On the ground, in places like Deir Hanna, residents have been less likely to take to the streets in protest, and instead, more inclined to express anxiety than they are anger with their neighbors at the market, the doctor’s office, and at community gatherings.

“This is supposed to be a Jewish Democratic State,” Hessa told Crux. “It gives the non-Jews a feeling of inequality. In the new law you don’t see the phrase ‘equal rights’ mentioned. You don’t even see the word ‘equality’ in the law.”

Lena Ailabouni, a local schoolteacher, concurred with her fellow Catholic.

“We have no problem living together and getting along fine, but to differentiate between two different class of citizens, that’s just not right,” she told Crux. “The government seems to think only the Jews have rights here in Israel.”

She went on to note the law not only concerns her, but she’s worried about what it may mean for her three young sons.

“This affects their future to buy land, to build a home, to study at university, and advance their career,” she lamented.

Ailabouni added that she’s spoken with a number of her Muslim neighbors who expressed those same concerns, and Hessa added that many of his Jewish neighbors and friends are “against the law.”

One of those friends, Rony Hoayon, told Crux that while he hadn’t spent much time studying the specifics of the law, he believes it’s gratuitous and that he hopes it’s eventually replaced.

“On the surface, it seems unnecessary, and that will not change the way we share life together here,” said Hoayan, a local businessman in the region.

“My friends and my neighbors can be Muslim, Christians, and Druze and we share life together.

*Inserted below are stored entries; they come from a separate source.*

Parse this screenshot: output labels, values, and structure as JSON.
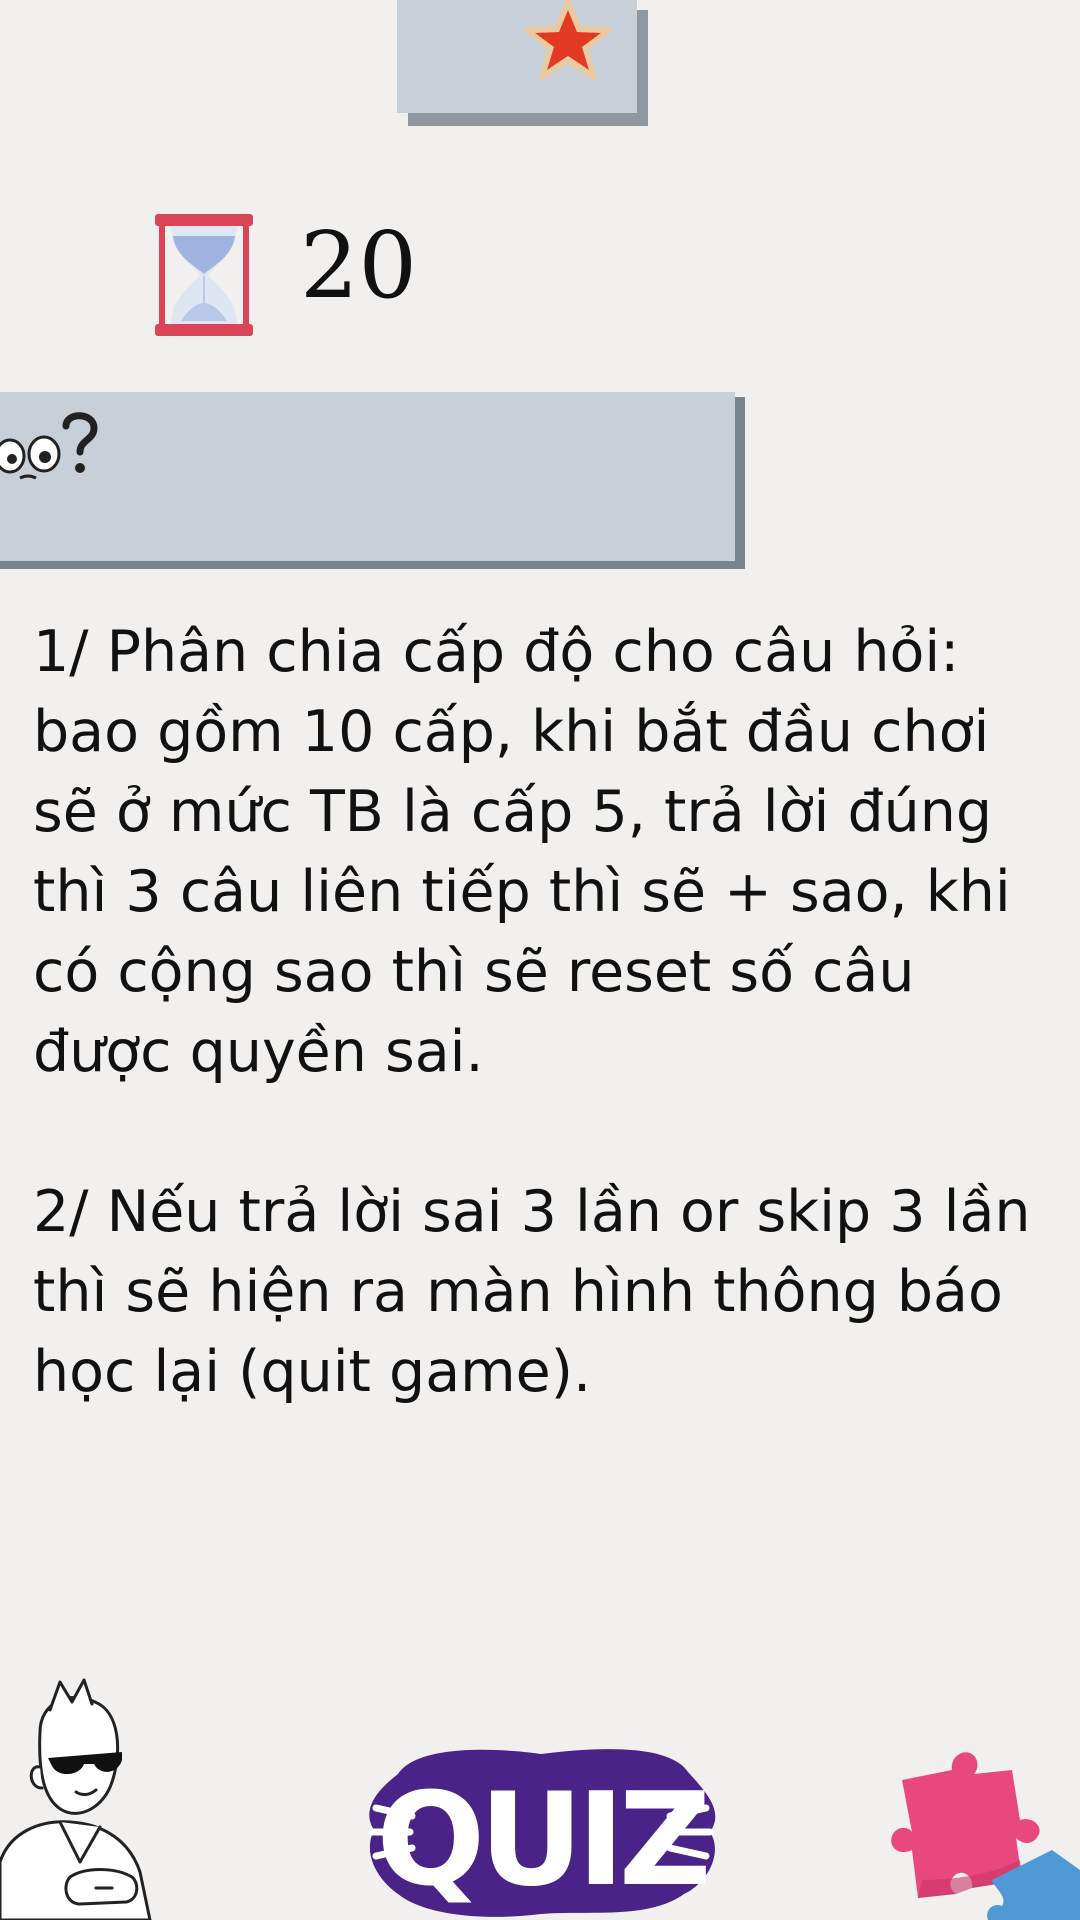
{
  "timer": {
    "value": "20"
  },
  "rules": {
    "rule1": "1/ Phân chia cấp độ cho câu hỏi: bao gồm 10 cấp, khi bắt đầu chơi sẽ ở mức TB là cấp 5, trả lời đúng thì 3 câu liên tiếp thì sẽ + sao, khi có cộng sao thì sẽ reset số câu được quyền sai.",
    "rule2": "2/ Nếu trả lời sai 3 lần or skip 3 lần thì sẽ hiện ra màn hình thông báo học lại (quit game)."
  },
  "logo": {
    "text": "QUIZ"
  },
  "icons": {
    "star": "star-icon",
    "hourglass": "hourglass-icon",
    "thinking": "thinking-face-icon",
    "gamer": "gamer-illustration",
    "puzzle": "puzzle-icon"
  },
  "colors": {
    "background": "#f1f0ef",
    "card": "#c7cfd9",
    "card_shadow": "#8f98a1",
    "star_red": "#e23a22",
    "hourglass_frame": "#d94556",
    "hourglass_sand": "#9fb4e0",
    "quiz_purple": "#4a2388",
    "puzzle_pink": "#e8487e",
    "puzzle_blue": "#4f9ad6"
  }
}
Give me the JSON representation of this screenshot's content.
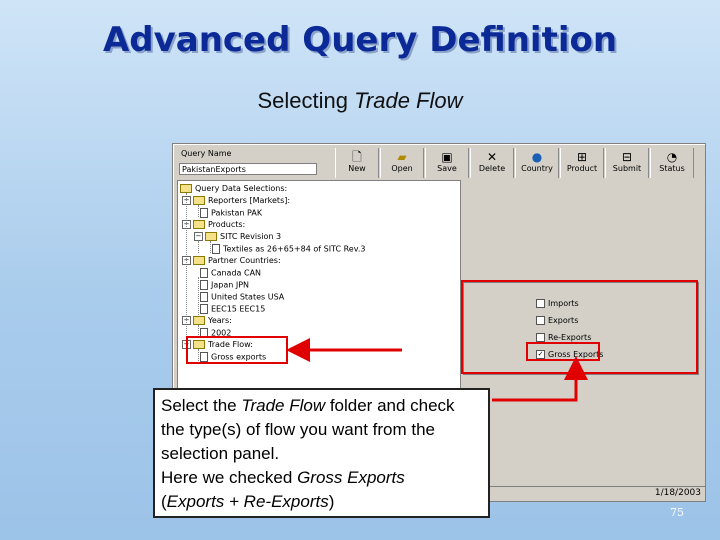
{
  "slide": {
    "title": "Advanced Query Definition",
    "subtitle_prefix": "Selecting ",
    "subtitle_emph": "Trade Flow",
    "page_number": "75"
  },
  "app": {
    "query_name_label": "Query Name",
    "query_name_value": "PakistanExports",
    "toolbar": [
      {
        "label": "New",
        "icon": "new-icon"
      },
      {
        "label": "Open",
        "icon": "open-icon"
      },
      {
        "label": "Save",
        "icon": "save-icon"
      },
      {
        "label": "Delete",
        "icon": "delete-icon"
      },
      {
        "label": "Country",
        "icon": "globe-icon"
      },
      {
        "label": "Product",
        "icon": "product-icon"
      },
      {
        "label": "Submit",
        "icon": "submit-icon"
      },
      {
        "label": "Status",
        "icon": "status-icon"
      }
    ],
    "tree": {
      "root": "Query Data Selections:",
      "reporters_label": "Reporters [Markets]:",
      "reporter_1": "Pakistan PAK",
      "products_label": "Products:",
      "sitc_label": "SITC Revision 3",
      "product_1": "Textiles as 26+65+84 of SITC Rev.3",
      "partners_label": "Partner Countries:",
      "partner_1": "Canada CAN",
      "partner_2": "Japan JPN",
      "partner_3": "United States USA",
      "partner_4": "EEC15 EEC15",
      "years_label": "Years:",
      "year_1": "2002",
      "tradeflow_label": "Trade Flow:",
      "tradeflow_1": "Gross exports"
    },
    "flow_options": [
      {
        "label": "Imports",
        "checked": false
      },
      {
        "label": "Exports",
        "checked": false
      },
      {
        "label": "Re-Exports",
        "checked": false
      },
      {
        "label": "Gross Exports",
        "checked": true
      }
    ],
    "status_date": "1/18/2003"
  },
  "callout": {
    "t1": "Select the ",
    "t1_em": "Trade Flow",
    "t2": " folder and check the type(s) of flow you want from the selection panel.",
    "t3": "Here we checked ",
    "t3_em": "Gross Exports",
    "t4_open": "(",
    "t4_em": "Exports + Re-Exports",
    "t4_close": ")"
  },
  "colors": {
    "highlight": "#e00000",
    "title": "#0c2a97"
  }
}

For us, it seems better for the law to disappear, so we can live our lives as before,” he added.

“We don’t need this distraction”

While Ailabouni told Crux that she hasn’t heard her local priest speak out about the bill — “We don’t include politics in the Church,” she emphasized — the Latin Patriarchate, the see of the archbishop of Jerusalem, released a strong condemnation against it for failing “to provide any constitutional guarantees for the rights of the indigenous and other minorities living in the country.”

“It is beyond conception that a Law with constitutional effect ignores an entire segment of the population, as if its members never existed. The law might not have practical effects, yet it sends an unequivocal signal to the Palestinian citizens of Israel, to the effect that in this country they are not at home,” the statement continued.

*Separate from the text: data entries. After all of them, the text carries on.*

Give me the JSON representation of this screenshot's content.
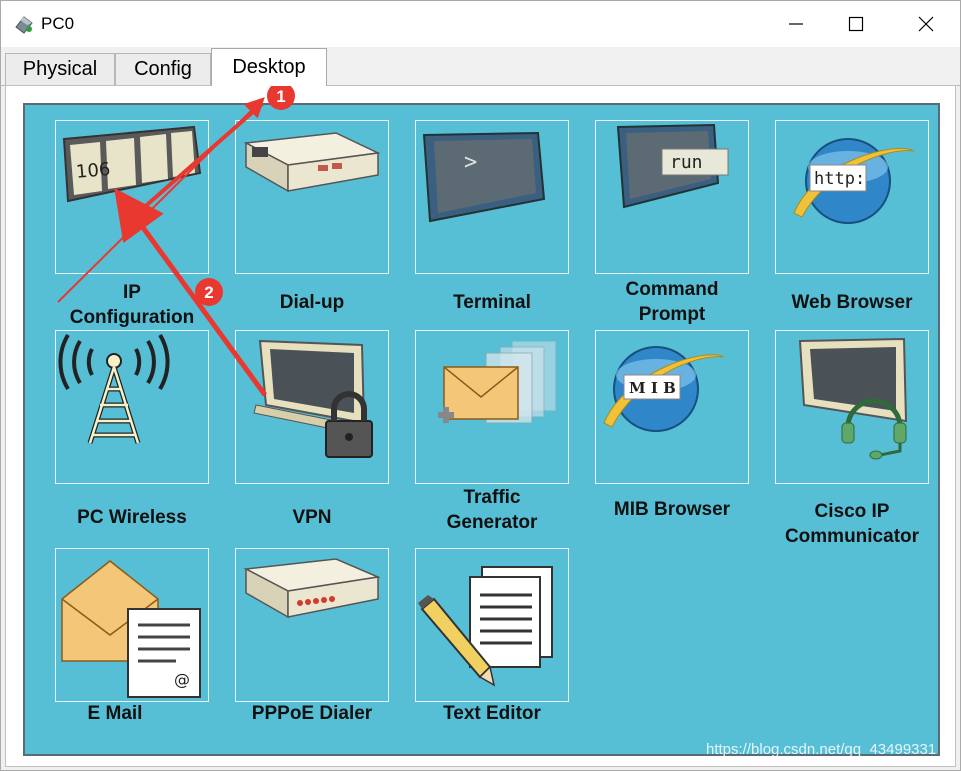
{
  "window": {
    "title": "PC0",
    "controls": [
      "minimize-icon",
      "maximize-icon",
      "close-icon"
    ]
  },
  "tabs": [
    {
      "label": "Physical",
      "active": false
    },
    {
      "label": "Config",
      "active": false
    },
    {
      "label": "Desktop",
      "active": true
    }
  ],
  "apps": [
    {
      "label": "IP\nConfiguration",
      "icon": "ip-configuration-icon",
      "icon_text": "106"
    },
    {
      "label": "Dial-up",
      "icon": "modem-icon"
    },
    {
      "label": "Terminal",
      "icon": "terminal-icon",
      "icon_text": ">"
    },
    {
      "label": "Command\nPrompt",
      "icon": "command-prompt-icon",
      "icon_text": "run"
    },
    {
      "label": "Web Browser",
      "icon": "web-browser-icon",
      "icon_text": "http:"
    },
    {
      "label": "PC Wireless",
      "icon": "wireless-tower-icon"
    },
    {
      "label": "VPN",
      "icon": "vpn-lock-icon"
    },
    {
      "label": "Traffic\nGenerator",
      "icon": "traffic-generator-icon"
    },
    {
      "label": "MIB Browser",
      "icon": "mib-browser-icon",
      "icon_text": "M I B"
    },
    {
      "label": "Cisco IP\nCommunicator",
      "icon": "ip-communicator-icon"
    },
    {
      "label": "E Mail",
      "icon": "email-icon",
      "icon_text": "@"
    },
    {
      "label": "PPPoE Dialer",
      "icon": "pppoe-dialer-icon"
    },
    {
      "label": "Text Editor",
      "icon": "text-editor-icon"
    }
  ],
  "annotations": [
    {
      "number": "1",
      "color": "#e8382f"
    },
    {
      "number": "2",
      "color": "#e8382f"
    }
  ],
  "watermark": "https://blog.csdn.net/qq_43499331",
  "colors": {
    "desktop_bg": "#56bfd6",
    "annotation": "#e8382f"
  }
}
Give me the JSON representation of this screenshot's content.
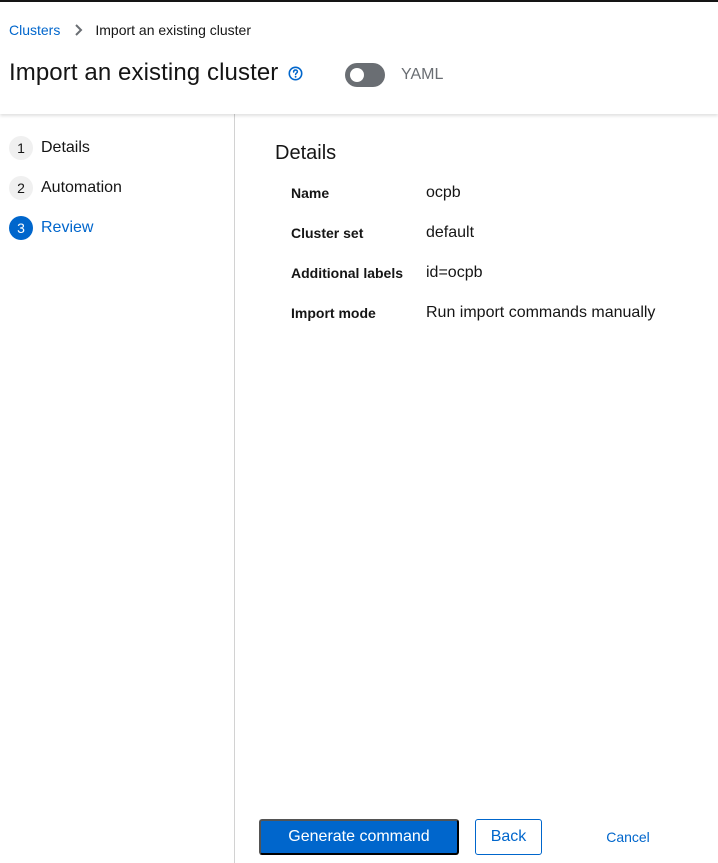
{
  "breadcrumb": {
    "parent": "Clusters",
    "current": "Import an existing cluster"
  },
  "header": {
    "title": "Import an existing cluster",
    "yaml_label": "YAML"
  },
  "steps": [
    {
      "number": "1",
      "label": "Details"
    },
    {
      "number": "2",
      "label": "Automation"
    },
    {
      "number": "3",
      "label": "Review"
    }
  ],
  "review": {
    "section_title": "Details",
    "rows": [
      {
        "term": "Name",
        "value": "ocpb"
      },
      {
        "term": "Cluster set",
        "value": "default"
      },
      {
        "term": "Additional labels",
        "value": "id=ocpb"
      },
      {
        "term": "Import mode",
        "value": "Run import commands manually"
      }
    ]
  },
  "footer": {
    "primary_label": "Generate command",
    "back_label": "Back",
    "cancel_label": "Cancel"
  },
  "colors": {
    "accent": "#0066cc",
    "toggle_off": "#6a6e73",
    "nav_step_bg": "#f0f0f0"
  },
  "icons": {
    "breadcrumb_separator": "chevron-right-icon",
    "help": "help-circle-icon"
  },
  "state": {
    "yaml_toggle_on": false,
    "active_step": 3
  }
}
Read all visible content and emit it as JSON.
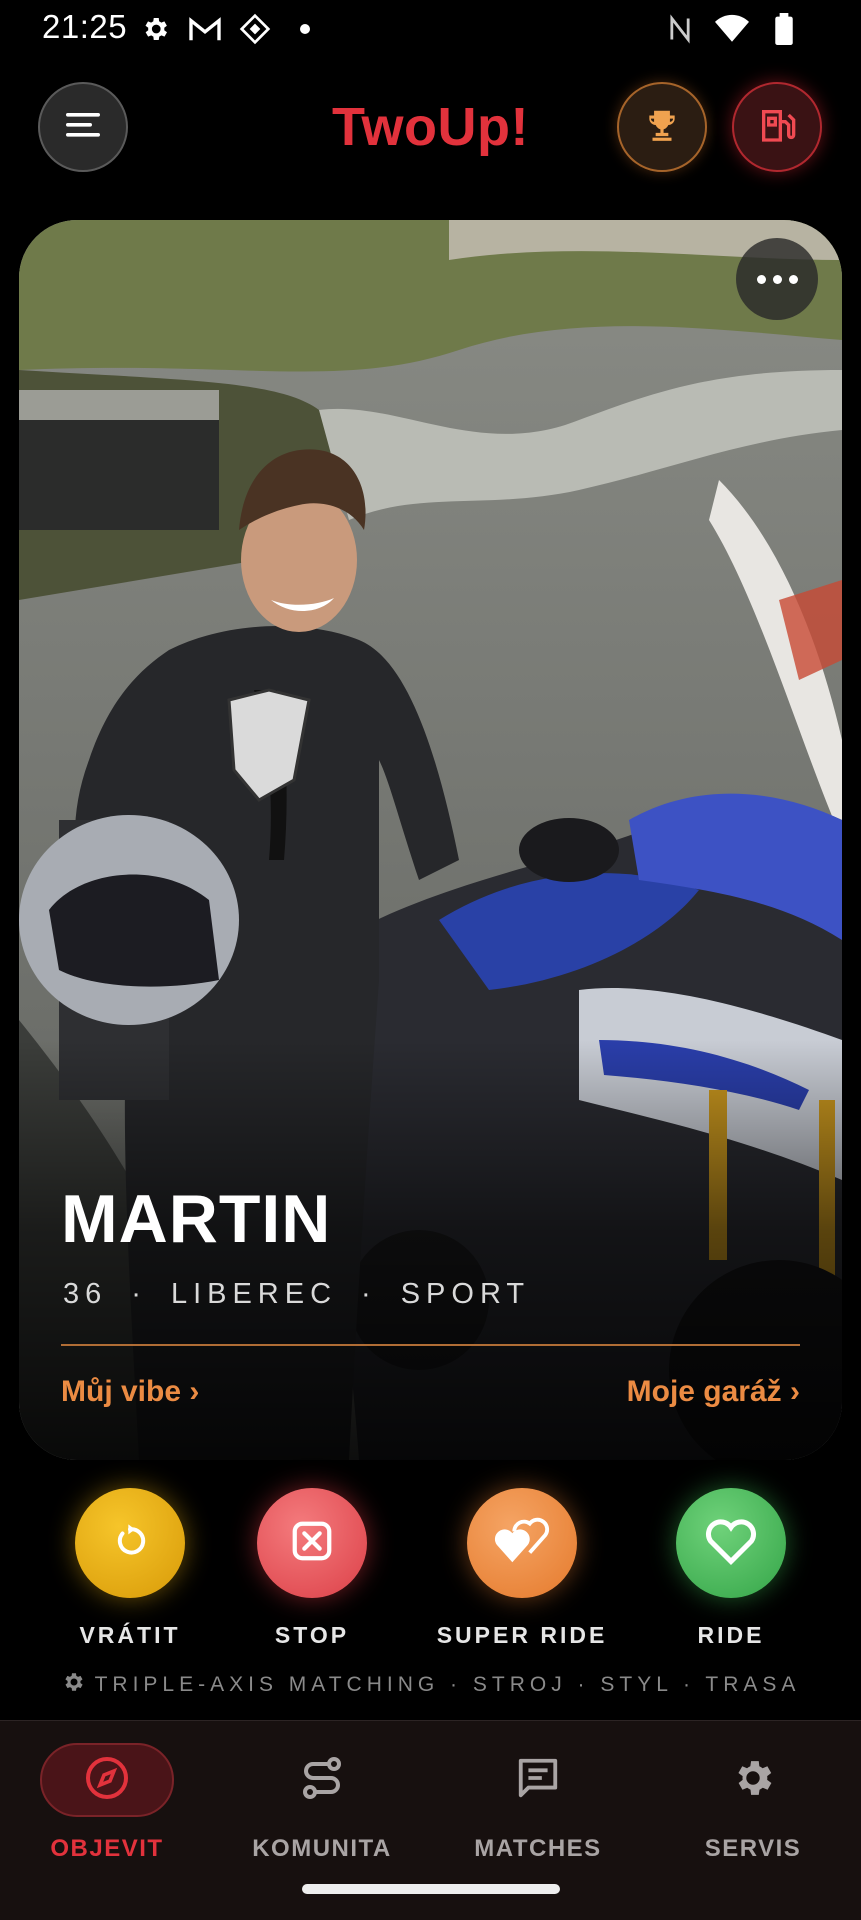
{
  "status_bar": {
    "time": "21:25",
    "left_icons": [
      "gear-icon",
      "gmail-icon",
      "app-icon",
      "notification-dot-icon"
    ],
    "right_icons": [
      "nfc-icon",
      "wifi-icon",
      "battery-icon"
    ]
  },
  "header": {
    "title": "TwoUp!",
    "menu_icon": "menu-icon",
    "trophy_icon": "trophy-icon",
    "garage_icon": "fuel-pump-icon"
  },
  "card": {
    "name": "MARTIN",
    "age": "36",
    "city": "LIBEREC",
    "style": "SPORT",
    "separator": "·",
    "link_left": "Můj vibe ›",
    "link_right": "Moje garáž ›",
    "more_icon": "more-horizontal-icon"
  },
  "actions": [
    {
      "label": "VRÁTIT",
      "icon": "undo-icon",
      "color": "#e8ad14"
    },
    {
      "label": "STOP",
      "icon": "close-box-icon",
      "color": "#e4545a"
    },
    {
      "label": "SUPER RIDE",
      "icon": "double-heart-icon",
      "color": "#ec8a3e"
    },
    {
      "label": "RIDE",
      "icon": "heart-icon",
      "color": "#46b556"
    }
  ],
  "tagline": "TRIPLE-AXIS MATCHING · STROJ · STYL · TRASA",
  "bottom_nav": [
    {
      "label": "OBJEVIT",
      "icon": "compass-icon",
      "active": true
    },
    {
      "label": "KOMUNITA",
      "icon": "route-icon",
      "active": false
    },
    {
      "label": "MATCHES",
      "icon": "chat-icon",
      "active": false
    },
    {
      "label": "SERVIS",
      "icon": "gear-icon",
      "active": false
    }
  ],
  "colors": {
    "brand": "#e2323c",
    "accent_orange": "#eb8b43",
    "background": "#000000"
  }
}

The Patriarchate went on to condemn the bill for downgrading the status of the Arabic language — the primary language for both Christians and Muslims — and sharply criticized it for failing to guarantee the collective rights of minorities.

“It is not enough to have and guarantee individual rights. Any state with large minorities ought to recognize the collective rights of these minorities, and guarantee the preservation of their collective identity, including their religious, ethnic and social traditions,” the statement said.

Yet as evidence of how politically charged the bill has become, some Jewish-Christian relations experts who find fault in the bill have also charged the Patriarchate for being inflammatory and using imprecise or factually misleading language — the very problem that the bill’s critics have with the new legislation.

Even so, for individuals like Hessa, Ailabouni, and Hoayon, the drama of the last month is just another distraction from overcoming decades of conflict as Jews, Christians, and Muslims continue in their struggle to live together and share in the hope of a secure and stable future.

Surveying the nearby towns in Galilee with their mixed faith populations and Deir Hanna’s minaret and steeple towering above him, Hessa’s closing argument against the nation-state bill was succinct: “Here we get along fine. We don’t need this distraction.”